Overview
This project automates the orchestration pipeline mapping documentation crawling to dynamic LLM response contexts. It fundamentally relies on standardizing documentation indices (`llms.txt`) to isolate relevant framework concepts, scraping them via Tavily, splitting them into vectorized chunks, and interrogating the index using LangChain orchestrated against Google Gemini.
Core Engineering Highlights
The Strategy: Pure Semantic search frequently hallucinates context due to synonyms overlapping across technical frameworks.
The Implementation: Orchestrated a hybrid model combining the semantic strength of Dense Embeddings (HuggingFace) for understanding context and synonym variance, layered against Sparse BM25 Encoders strictly executing exact-term matches across rare keyword terminology or specific class names. The alpha parameter is dynamically balanced at `0.5` through the primary Pinecone dotproduct index.

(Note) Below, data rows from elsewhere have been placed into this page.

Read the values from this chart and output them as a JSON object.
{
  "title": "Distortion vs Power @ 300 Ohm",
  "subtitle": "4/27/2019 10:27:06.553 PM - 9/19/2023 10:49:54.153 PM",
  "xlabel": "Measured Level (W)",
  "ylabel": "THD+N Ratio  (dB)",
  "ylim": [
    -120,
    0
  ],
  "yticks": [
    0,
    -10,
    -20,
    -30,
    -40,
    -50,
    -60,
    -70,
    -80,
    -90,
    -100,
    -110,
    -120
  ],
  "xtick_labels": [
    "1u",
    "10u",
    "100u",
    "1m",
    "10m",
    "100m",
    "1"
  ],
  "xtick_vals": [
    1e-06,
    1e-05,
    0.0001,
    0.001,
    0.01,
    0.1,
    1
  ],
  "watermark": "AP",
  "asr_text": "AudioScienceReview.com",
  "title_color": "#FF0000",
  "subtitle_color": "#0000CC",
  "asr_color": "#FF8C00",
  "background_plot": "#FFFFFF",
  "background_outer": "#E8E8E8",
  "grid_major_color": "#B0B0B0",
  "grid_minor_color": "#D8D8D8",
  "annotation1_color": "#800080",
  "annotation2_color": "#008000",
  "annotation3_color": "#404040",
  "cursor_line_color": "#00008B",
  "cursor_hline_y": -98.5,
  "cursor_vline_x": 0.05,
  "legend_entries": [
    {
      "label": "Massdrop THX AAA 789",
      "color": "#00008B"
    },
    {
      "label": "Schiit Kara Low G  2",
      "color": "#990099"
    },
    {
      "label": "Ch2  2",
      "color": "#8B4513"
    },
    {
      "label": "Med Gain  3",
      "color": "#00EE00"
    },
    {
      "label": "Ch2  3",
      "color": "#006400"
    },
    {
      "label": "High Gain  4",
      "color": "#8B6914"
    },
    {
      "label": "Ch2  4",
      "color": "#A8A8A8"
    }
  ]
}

The Strategy: Scraping hundreds of API documentation boundaries triggers throttling, invalidates test iterations, and inherently raises token costs.
The Implementation: Hardened the ingestion step with deterministic hashing dictating recursive chunk storage inside `crawled_data.json`. Running an ingestion sequence twice intelligently maps identical URLs back into the cache framework entirely sidestepping subsequent network drops to Tavily Extract APIs. Re-processing only costs compute time parsing local character boundaries.
The Strategy: Expanding nearest-neighbor returns past top-k results dilutes the specific instruction sets sent to the ultimate Gemini payload context window.
The Implementation: Injected a
rerank-english-v3.0 Cohere Model directly subsequent to the
Pinecone search response. The expanded subset of retrieved nodes fundamentally recalculates
exact relevancy relevance against the initial baseline query string parameters, actively
suppressing the hallucination rate across technical responses.